A Syrian media activist calling himself Omar Hariri said rations of bread, gasoline, cooking gas and diesel barely cover 10% of people’s needs. Waiting in line for hours has become “a way of life,” he said.
“I have a relative who got his turn for gasoline in January after two cold months passed and was forced to buy on the black market at a much higher price,” he said.
WALLS OF FEAR
Syrian economist Samir Seifan said that the collapse of Lebanon’s banking system, US sanctions and the pandemic are all “factors that exploded at the same time.” Now the regime has no more sources of income, so they are printing money and fueling inflation, he said.
Frustration is expressed even among Assad’s most loyal followers. A lawmaker recently questioned why Iran and Russia weren’t helping by shipping oil and wheat.

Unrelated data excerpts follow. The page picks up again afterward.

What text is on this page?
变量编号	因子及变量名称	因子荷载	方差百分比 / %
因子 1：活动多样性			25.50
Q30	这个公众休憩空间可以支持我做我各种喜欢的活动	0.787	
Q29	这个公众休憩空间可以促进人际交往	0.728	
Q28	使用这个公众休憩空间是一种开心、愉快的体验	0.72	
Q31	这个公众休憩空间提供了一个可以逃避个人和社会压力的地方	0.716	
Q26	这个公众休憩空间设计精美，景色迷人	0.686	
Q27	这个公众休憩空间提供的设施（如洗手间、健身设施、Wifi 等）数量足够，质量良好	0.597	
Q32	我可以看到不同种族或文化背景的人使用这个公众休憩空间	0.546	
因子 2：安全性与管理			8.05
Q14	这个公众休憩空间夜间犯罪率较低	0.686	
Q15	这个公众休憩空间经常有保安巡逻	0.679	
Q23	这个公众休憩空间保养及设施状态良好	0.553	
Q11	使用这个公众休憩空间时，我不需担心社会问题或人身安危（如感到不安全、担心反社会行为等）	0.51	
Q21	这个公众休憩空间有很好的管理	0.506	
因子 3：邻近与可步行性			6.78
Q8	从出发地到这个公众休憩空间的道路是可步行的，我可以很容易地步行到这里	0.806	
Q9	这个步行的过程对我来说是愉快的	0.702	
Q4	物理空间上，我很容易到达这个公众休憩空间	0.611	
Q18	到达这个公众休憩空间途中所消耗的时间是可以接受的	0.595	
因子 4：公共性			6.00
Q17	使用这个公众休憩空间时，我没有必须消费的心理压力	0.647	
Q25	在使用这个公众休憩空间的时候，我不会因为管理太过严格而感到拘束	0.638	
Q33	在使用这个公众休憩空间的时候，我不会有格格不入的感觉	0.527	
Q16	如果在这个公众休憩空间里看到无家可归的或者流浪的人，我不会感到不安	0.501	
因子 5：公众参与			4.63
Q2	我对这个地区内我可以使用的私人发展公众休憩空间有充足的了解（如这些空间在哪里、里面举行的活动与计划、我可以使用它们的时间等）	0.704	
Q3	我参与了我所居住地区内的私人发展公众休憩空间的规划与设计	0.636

The government has cracked down and detained at least nine people in the past six weeks, including a prominent state television host for social media posts deemed critical.
“The regime is trying to rebuild the walls of fear, to remind people that even if they are loyal they cannot criticize us,” Hamidi said.
Assad blames the United States and calls its sanctions economic terrorism that seeks to starve people to death. Changing regional dynamics are increasing your confidence; some Persian Gulf countries that supported the Syrian opposition now openly criticize the sanctions.
“In 10 years of war, the (Syrian) regime did not offer a single concession. There is a general feeling that things can only get worse, ”said Hamidi.
“There is no horizon, there is no hope.”
Associated Press journalist Bassem Mroue in Beirut contributed to this report.